Originally Posted by henryzz View Post
The aim with SIQS is to make switching polynomial very fast such that many more polynomials can be used than MPQS. However, I believe that my implementation still spends 10% of its time switching A.
Is that time spent just building new A polys or does it also include setup time for the new poly (e.g., computing A^-1 mod p for all factor base p)? 10% seems high either way but if that's just for building new A polys then it seems *really* high. In contrast I usually spend < 3% total for building new A's and all of the setup for new A's.

Originally Posted by henryzz View Post
At 50 digits I use about 11 As. This increases rapidly from here as numbers get bigger. Unless you are spending all your time generating them I wouldn't worry about having a few As. Each A had 6 factors allowing for 64 Bs per A .
Seems reasonable given your other parameters. I typically see anywhere from 50 to 150 A's at 50 digits, using 6 factors per A, but I use a far smaller factor base and sieve interval. It is all a tradeoff.

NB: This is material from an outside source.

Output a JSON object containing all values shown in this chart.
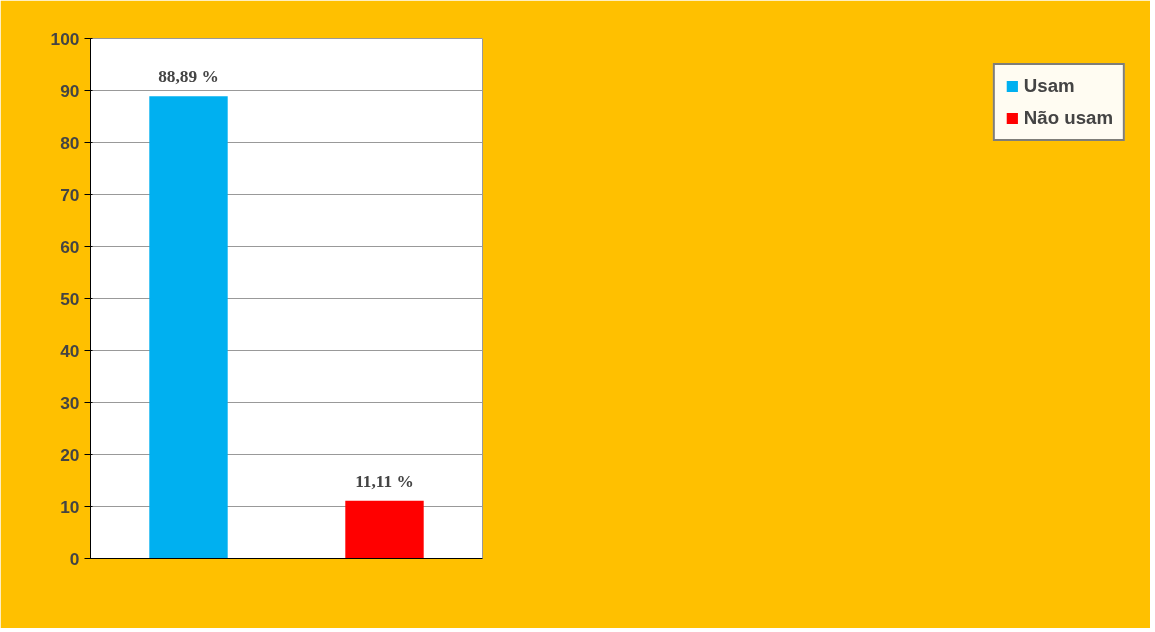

Originally Posted by tabidots View Post

So my basic question is, what kind of gotchas should I look for with the polynomials to make sure they can capture as many smooth relations as possible? I have already verified that b^2 or (a - b)^2 is congruent to N mod a for each b.
I would ask, how are you determining smoothness exactly? In other words, the sieve value above (or below) which you try to find a relation. If your polynomials and roots are good then maybe it is as simple as tweaking your smoothness bound so as to generate more potential relation reports.

The value I use is obtained from a bunch of empirically determined magic numbers, loosely related to Contini's suggestion along the lines of:
"compute the number of bits in M/2*sqrt(N/2), then subtract some slack". M is the size of your sieve interval.